DBTaint: Cross-Application Information Flow Tracking via Databases
Back to Program
Information flow tracking has been an effective approach for identifying malicious input and detecting software vulnerabilities. However, most current schemes can only track data within a single application. This single-application approach means that the program must consider data from other programs as either all tainted or all untainted, inevitably causing false positives or false negatives. These schemes are insufficient for most Web services because these services include multiple applications, such as a Web application and a database application. Although system-wide information flow tracking is available, these approaches are expensive and overkill for tracking data between Web applications and databases because they fail to take advantage of database semantics. We have designed DBTaint, which provides information flow tracking in databases to enable cross-application information flow tracking. In DBTaint, we extend database datatypes to maintain and propagate taint bits on each value. We integrate Web application and database taint tracking engines by modifying the database interface, providing cross-application information flow tracking transparently to the Web application. We present two prototype implementations for Perl and Java Web services, and evaluate their effectiveness on two real-world Web applications, an enterprise-grade application written in Perl and a robust forum application written in Java. By taking advantage of the semantics of database operations, DBTaint has low overhead: our unoptimized prototype incurs less than 10–15% overhead in our benchmarks.

xJS: Practical XSS Prevention for Web Application Development
Back to Program
We present xJS, a practical framework for preventing code-injections in the web environment and thus assisting for the development of XSS-free web applications. xJS aims on being fast, developer-friendly and providing backwards compatibility. We implement and evaluate our solution in three leading web browsers and in the Apache web server. We show that our framework can successfully prevent all 1,380 real-world attacks that were collected from a well-known XSS attack repository. Furthermore, our framework imposes negligible computational overhead in both the server and the client side, and has no negative side-effects in the overall user's browsing experience.
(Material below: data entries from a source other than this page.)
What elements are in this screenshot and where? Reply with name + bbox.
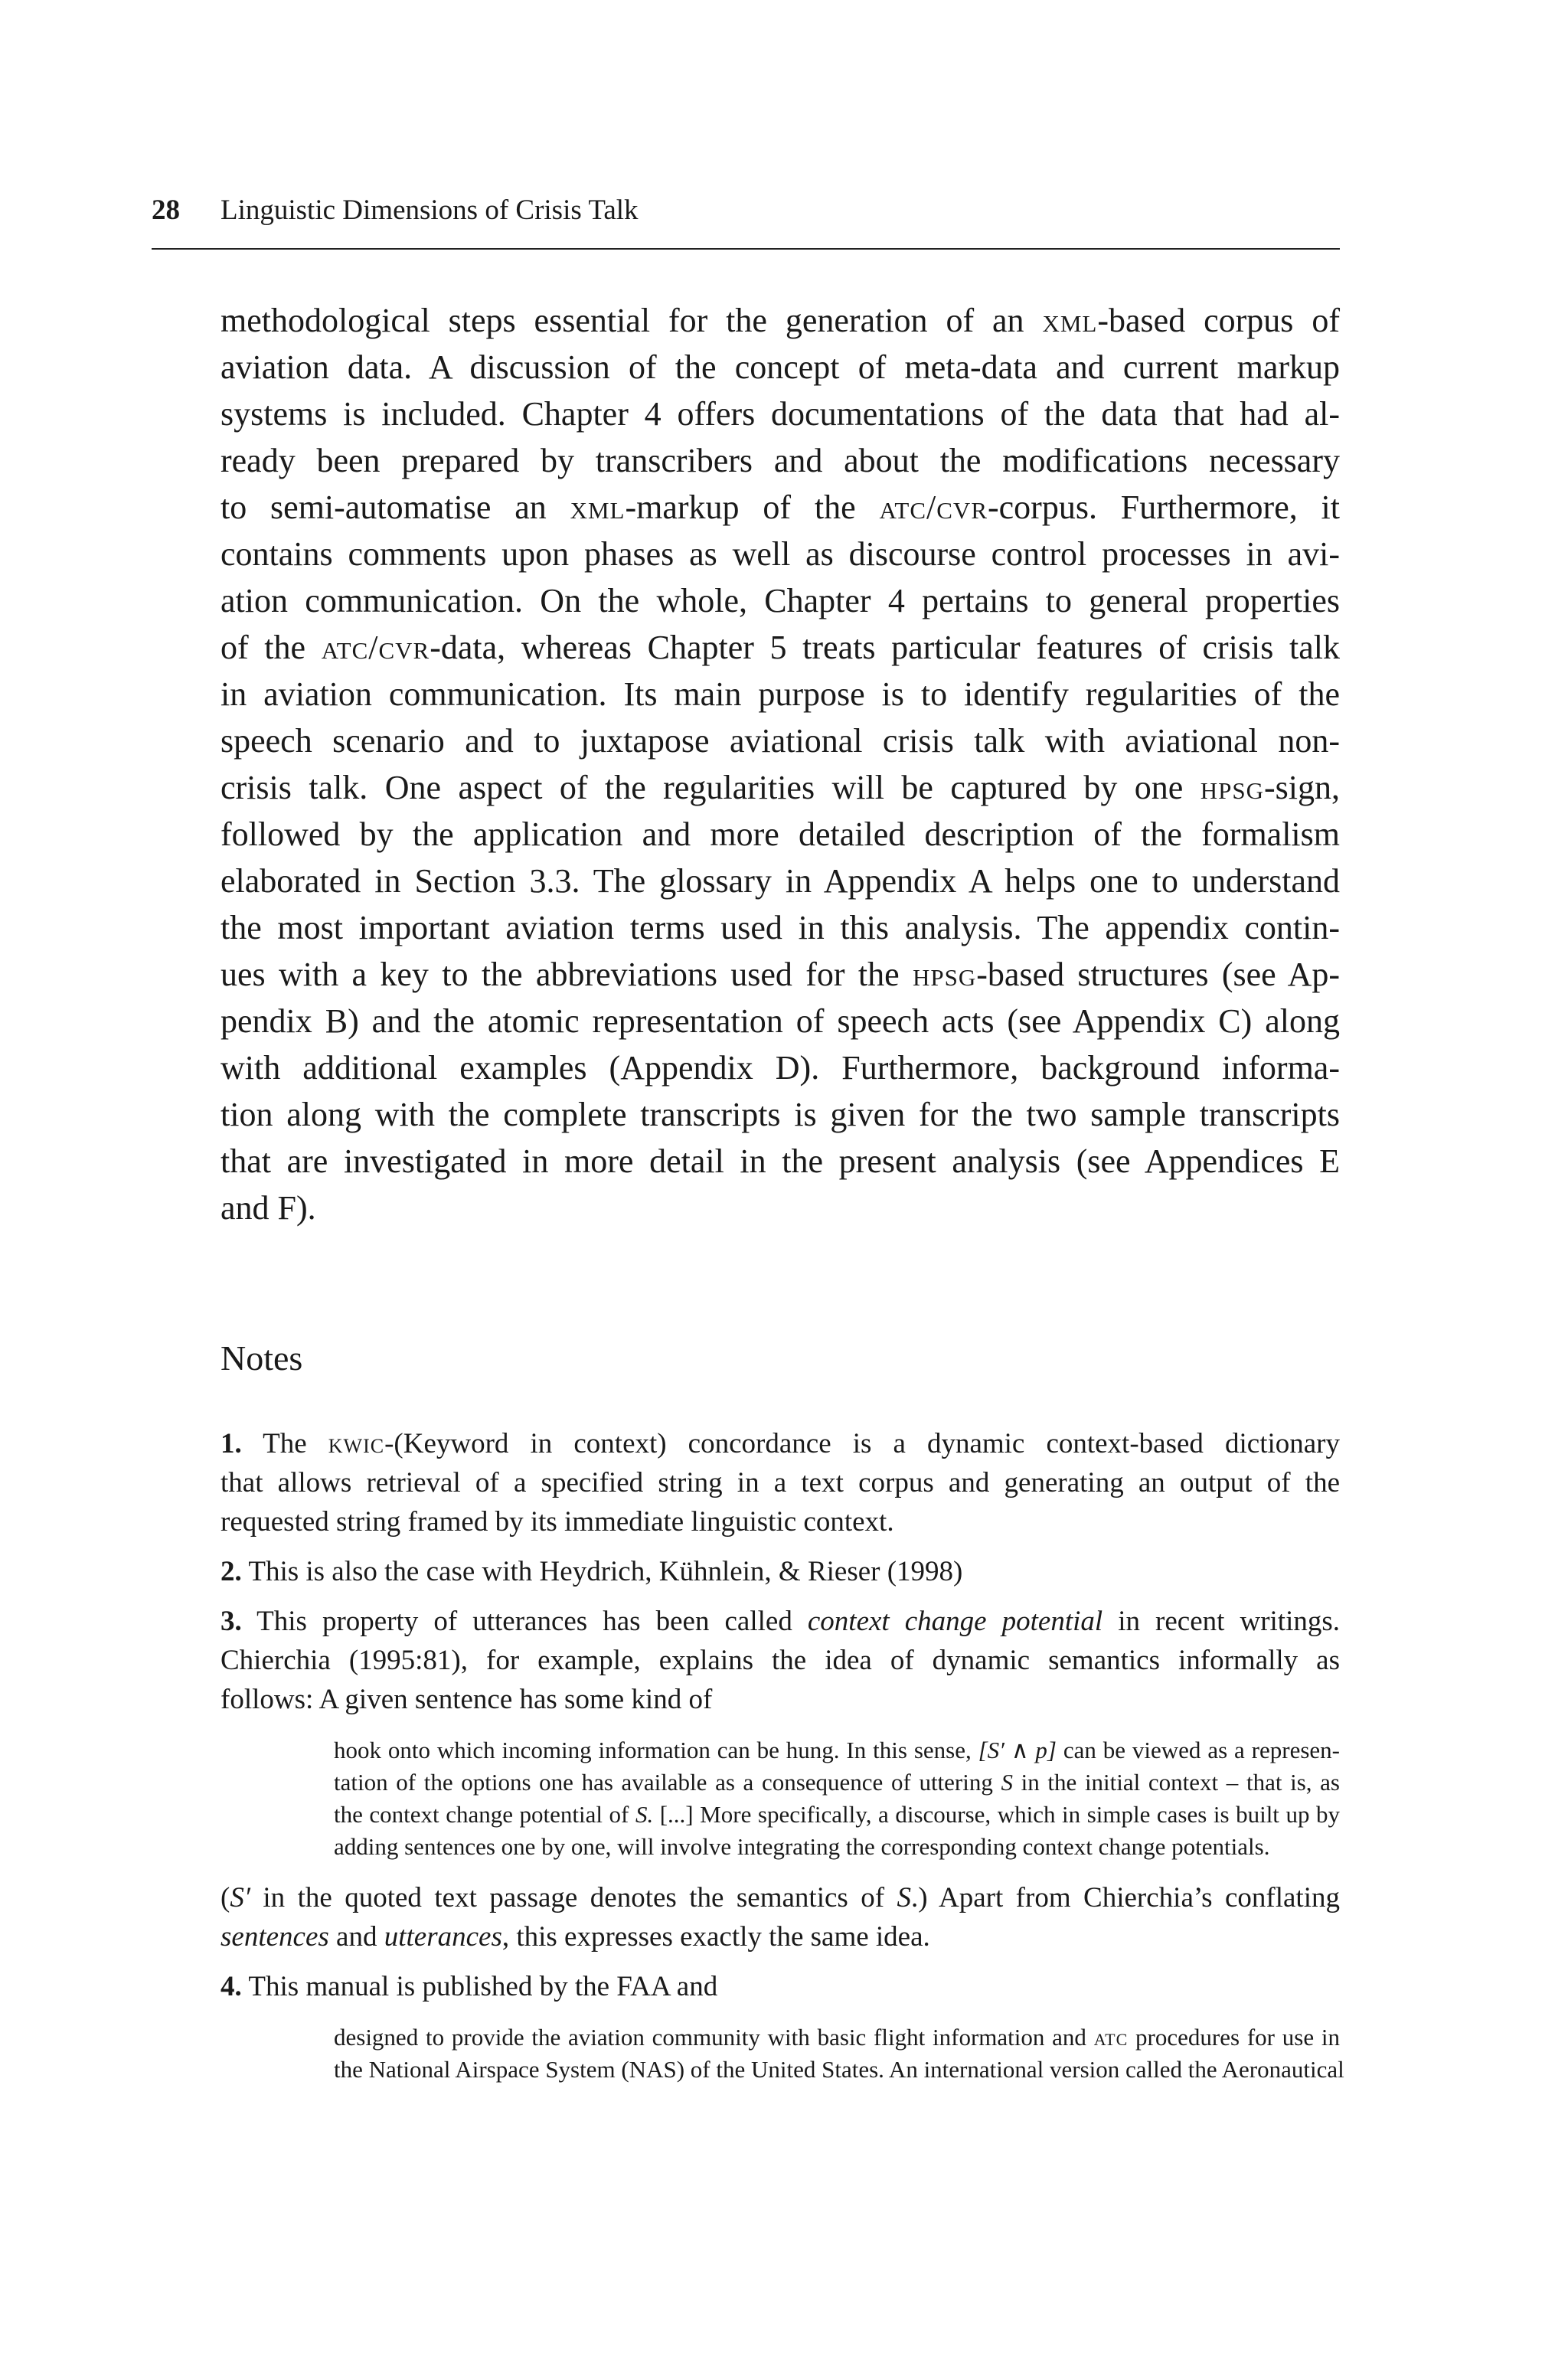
quote-line-1: hook onto which incoming information can be hung. In this sense, [S′ ∧ p] can be viewed as a represen- [334, 1737, 1340, 1763]
body-line-19: that are investigated in more detail in the present analysis (see Appendices E [220, 1142, 1340, 1180]
body-line-12: followed by the application and more detailed description of the formalism [220, 815, 1340, 853]
body-line-5: to semi-automatise an xml-markup of the atc/cvr-corpus. Furthermore, it [220, 489, 1341, 526]
note-4-block-quote [334, 2021, 1344, 2086]
note-number: 3. [220, 1606, 242, 1637]
note-number: 1. [220, 1428, 242, 1459]
body-line-4: ready been prepared by transcribers and about the modifications necessary [220, 442, 1340, 479]
notes-heading: Notes [220, 1338, 303, 1377]
note-number: 2. [220, 1556, 242, 1587]
body-line-8: of the atc/cvr-data, whereas Chapter 5 treats particular features of crisis talk [220, 629, 1340, 666]
page-number: 28 [152, 194, 180, 226]
note-1-line-1: 1. The kwic-(Keyword in context) concordance is a dynamic context-based dictionary [220, 1428, 1340, 1459]
body-line-1: methodological steps essential for the generation of an xml-based corpus of [220, 302, 1340, 339]
note-3-block-quote [334, 1734, 1340, 1863]
quote-line-4: adding sentences one by one, will involve integrating the corresponding context change potentials. [334, 1833, 1270, 1860]
note-2 [220, 1552, 1340, 1591]
note-1-line-2: that allows retrieval of a specified string in a text corpus and generating an output of the [220, 1467, 1340, 1498]
notes-section [220, 1424, 1344, 2086]
body-line-16: pendix B) and the atomic representation of speech acts (see Appendix C) along [220, 1002, 1340, 1040]
quote-line-2: the National Airspace System (NAS) of the United States. An international version called the Aeronautical [334, 2056, 1344, 2083]
body-line-6: contains comments upon phases as well as discourse control processes in avi- [220, 535, 1340, 573]
note-3 [220, 1602, 1340, 1956]
quote-line-1: designed to provide the aviation community with basic flight information and atc procedures for use in [334, 2024, 1340, 2051]
note-3-after-line-1: (S′ in the quoted text passage denotes the semantics of S.) Apart from Chierchia’s conflating [220, 1882, 1340, 1913]
body-line-20: and F). [220, 1189, 316, 1227]
quote-line-3: the context change potential of S. [...] More specifically, a discourse, which in simple cases is built up by [334, 1801, 1341, 1828]
note-4-line-1: 4. This manual is published by the FAA and [220, 1971, 718, 2002]
running-title: Linguistic Dimensions of Crisis Talk [220, 194, 639, 226]
note-3-after-line-2: sentences and utterances, this expresses exactly the same idea. [220, 1921, 930, 1953]
note-number: 4. [220, 1971, 242, 2002]
body-line-13: elaborated in Section 3.3. The glossary in Appendix A helps one to understand [220, 862, 1340, 900]
note-2-line-1: 2. This is also the case with Heydrich, Kühnlein, & Rieser (1998) [220, 1556, 963, 1587]
body-line-17: with additional examples (Appendix D). Furthermore, background informa- [220, 1049, 1340, 1087]
running-header [152, 191, 1340, 250]
note-3-line-1: 3. This property of utterances has been called context change potential in recent writings. [220, 1606, 1340, 1637]
body-line-9: in aviation communication. Its main purpose is to identify regularities of the [220, 675, 1340, 713]
body-line-11: crisis talk. One aspect of the regularities will be captured by one hpsg-sign, [220, 769, 1340, 806]
body-paragraph [220, 297, 1340, 1231]
body-line-15: ues with a key to the abbreviations used for the hpsg-based structures (see Ap- [220, 956, 1340, 993]
note-3-line-2: Chierchia (1995:81), for example, explains the idea of dynamic semantics informally as [220, 1645, 1340, 1676]
note-1 [220, 1424, 1340, 1541]
body-line-3: systems is included. Chapter 4 offers documentations of the data that had al- [220, 395, 1340, 433]
note-3-line-3: follows: A given sentence has some kind of [220, 1684, 713, 1715]
body-line-14: the most important aviation terms used in this analysis. The appendix contin- [220, 909, 1340, 946]
note-4 [220, 1967, 1344, 2086]
body-line-2: aviation data. A discussion of the concept of meta-data and current markup [220, 348, 1340, 386]
body-line-10: speech scenario and to juxtapose aviational crisis talk with aviational non- [220, 722, 1340, 760]
quote-line-2: tation of the options one has available as a consequence of uttering S in the initial context – that is, as [334, 1769, 1340, 1796]
body-line-18: tion along with the complete transcripts is given for the two sample transcripts [220, 1096, 1340, 1133]
note-1-line-3: requested string framed by its immediate linguistic context. [220, 1506, 894, 1538]
body-line-7: ation communication. On the whole, Chapter 4 pertains to general properties [220, 582, 1340, 619]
SeerSuite: Developing a Scalable and Reliable Application Framework for Building Digital Libraries by Crawling the Web
Back to Program
SeerSuite is a framework for scientific and academic digital libraries and search engines built by crawling scientific and academic documents from the web with a focus on providing reliable, robust services. In addition to full text indexing, SeerSuite supports autonomous citation indexing and automatically links references in research articles to facilitate navigation, analysis and evaluation. SeerSuite enables access to extensive document, citation, and author metadata by automatically extracting, storing and indexing metadata. SeerSuite also supports MyCiteSeer, a personal portal that allows users to monitor documents, store user queries, build document portfolios, and interact with the document metadata. We describe the design of SeerSuite and the deployment and usage of CiteSeer^x as an instance of SeerSuite.